Incense. It’s a great way to energetically clean your house, and I try to do it at least every six weeks or so, plus whenever things are feeling kind of tense and gross and in need of a quick sweep. (Miss Sugar – who I’m apparently internet-stalking today – says that when you can’t physically clean your house, giving it an energetic scrub will go a long way. This seems to be the case, in my experience, so let’s go with it).
The trick with incense is that, well, you burn it. So if you’ve got a particularly sensitive smoke detector, pets with small lungs, or are having some respiratory difficulties, filling your house with smoke may not be the best plan.
That said, I find that wandering around the place with a burning incense stick, wafting it into all the nooks and crannies, framing my doors, windows, mirrors, drains, and faucets with it and drawing Xs over them with it, while muttering protective incantations (I tend to go with “only love may enter here” because it’s quick, easy, and to-the-point. You may want to use something else).
Now, being a crafty type, something I would like to try is Making My Own Incense.
And I like the idea of making specifically incense cones because they don’t take up much space, you can burn them in a tart-pan if you want to, and – while getting them to stay upright as you wave them around, smoking your house, is a little difficult (maybe I can use some kind of goo/gum to make that happen?), they are generally easier to clean up after than both incense sticks and foil-wrapped bundles of dried herbs. Plus you don’t need to invest in those little charcoal tablets, either, which is handy.

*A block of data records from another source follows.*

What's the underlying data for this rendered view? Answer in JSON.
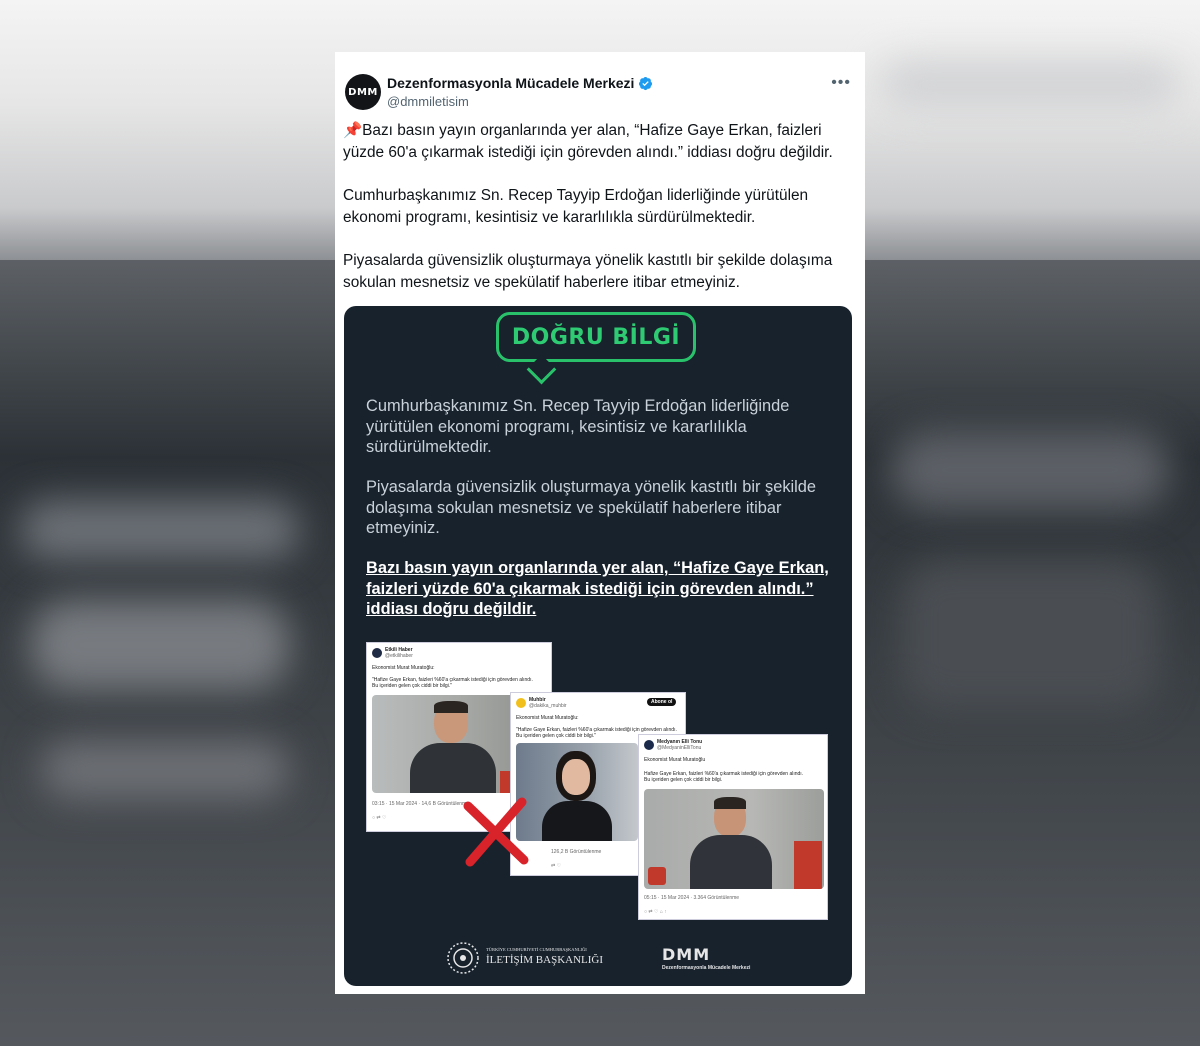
{
  "tweet": {
    "author_name": "Dezenformasyonla Mücadele Merkezi",
    "author_handle": "@dmmiletisim",
    "avatar_text": "DMM",
    "more_icon": "•••",
    "paragraphs": [
      "📌Bazı basın yayın organlarında yer alan, “Hafize Gaye Erkan, faizleri yüzde 60'a çıkarmak istediği için görevden alındı.” iddiası doğru değildir.",
      "Cumhurbaşkanımız Sn. Recep Tayyip Erdoğan liderliğinde yürütülen ekonomi programı, kesintisiz ve kararlılıkla sürdürülmektedir.",
      "Piyasalarda güvensizlik oluşturmaya yönelik kastıtlı bir şekilde dolaşıma sokulan mesnetsiz ve spekülatif haberlere itibar etmeyiniz."
    ]
  },
  "media": {
    "badge": "DOĞRU BİLGİ",
    "text1": "Cumhurbaşkanımız Sn. Recep Tayyip Erdoğan liderliğinde yürütülen ekonomi programı, kesintisiz ve kararlılıkla sürdürülmektedir.",
    "text2": "Piyasalarda güvensizlik oluşturmaya yönelik kastıtlı bir şekilde dolaşıma sokulan mesnetsiz ve spekülatif haberlere itibar etmeyiniz.",
    "text3": "Bazı basın yayın organlarında yer alan, “Hafize Gaye Erkan, faizleri yüzde 60'a çıkarmak istediği için görevden alındı.” iddiası doğru değildir.",
    "shots": [
      {
        "name": "Etkili Haber",
        "handle": "@etkilihaber",
        "line1": "Ekonomist Murat Muratoğlu:",
        "line2": "\"Hafize Gaye Erkan, faizleri %60'a çıkarmak istediği için görevden alındı.",
        "line3": "Bu içeriden gelen çok ciddi bir bilgi.\"",
        "stats": "03:15 · 15 Mar 2024 · 14,6 B Görüntülenme"
      },
      {
        "name": "Muhbir",
        "handle": "@dakika_muhbir",
        "follow": "Abone ol",
        "line1": "Ekonomist Murat Muratoğlu:",
        "line2": "\"Hafize Gaye Erkan, faizleri %60'a çıkarmak istediği için görevden alındı.",
        "line3": "Bu içeriden gelen çok ciddi bir bilgi.\"",
        "stats": "126,2 B Görüntülenme"
      },
      {
        "name": "Medyanın Elli Tonu",
        "handle": "@MedyaninElliTonu",
        "line1": "Ekonomist Murat Muratoğlu",
        "line2": "Hafize Gaye Erkan, faizleri %60'a çıkarmak istediği için görevden alındı.",
        "line3": "Bu içeriden gelen çok ciddi bir bilgi.",
        "stats": "05:15 · 15 Mar 2024 · 3.364 Görüntülenme"
      }
    ],
    "footer_left_line1": "TÜRKİYE CUMHURİYETİ CUMHURBAŞKANLIĞI",
    "footer_left_line2": "İLETİŞİM BAŞKANLIĞI",
    "footer_right_line1": "DMM",
    "footer_right_line2": "Dezenformasyonla Mücadele Merkezi"
  },
  "colors": {
    "accent": "#1d9bf0",
    "badge_green": "#29c26a",
    "media_bg": "#17222d",
    "cross_red": "#d8232a"
  }
}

I found the following video tutorial on Youtube:
But, of course, this brings up some questions. Questions like: Do I have to use Makko powder? Really? Can I just use, like, very fine (cedar or other) sawdust, or some kind of flour, instead? You’re basically looking for something that burs evenly and sticks together after it gets a bit wet, right?
This other tutorial – which I can’t embed and which is 17 minutes long (the How To part is actually only about two or three minutes long, starting at minute 13) and talks you through a specific incense – has a different way of doing things that doesn’t call for makko, but does call for a big heap of salt (or sand or what-have-you), a receptical, and a rolled up paper tube. (It’s also about using what you’ve got in your spice cupboard, which – kitchen witch that I am – I rather like).
So that’s a place to start.
I like the idea of making my own incense, mostly because I like to make things in general, but also because it does let me (a) use what I actually have available in my kitchen and/or what I have available as far as what-all’s growing in the neighbourhood, and (b) can taylor my incense to what I want it to do. (I have incense sticks in “purification” but I have no idea what the Active Ingredients in this one are, I’m just kind of taking them on faith, so to speak). So it would be nice to make my own.
Anywhoo. That’s my chatter on incense, one of its uses, and my desire to make some of my own. YAY!
Meliad the Birch Maiden.
 And by “small”, I mean “smaller than a very small parrot’s”, because we’ve got a Senegal, and she does just fine, even with incense burning right beside her… though she does tend to make the Smoke Detector noise when we do that.
 Like the ones I’m having right now.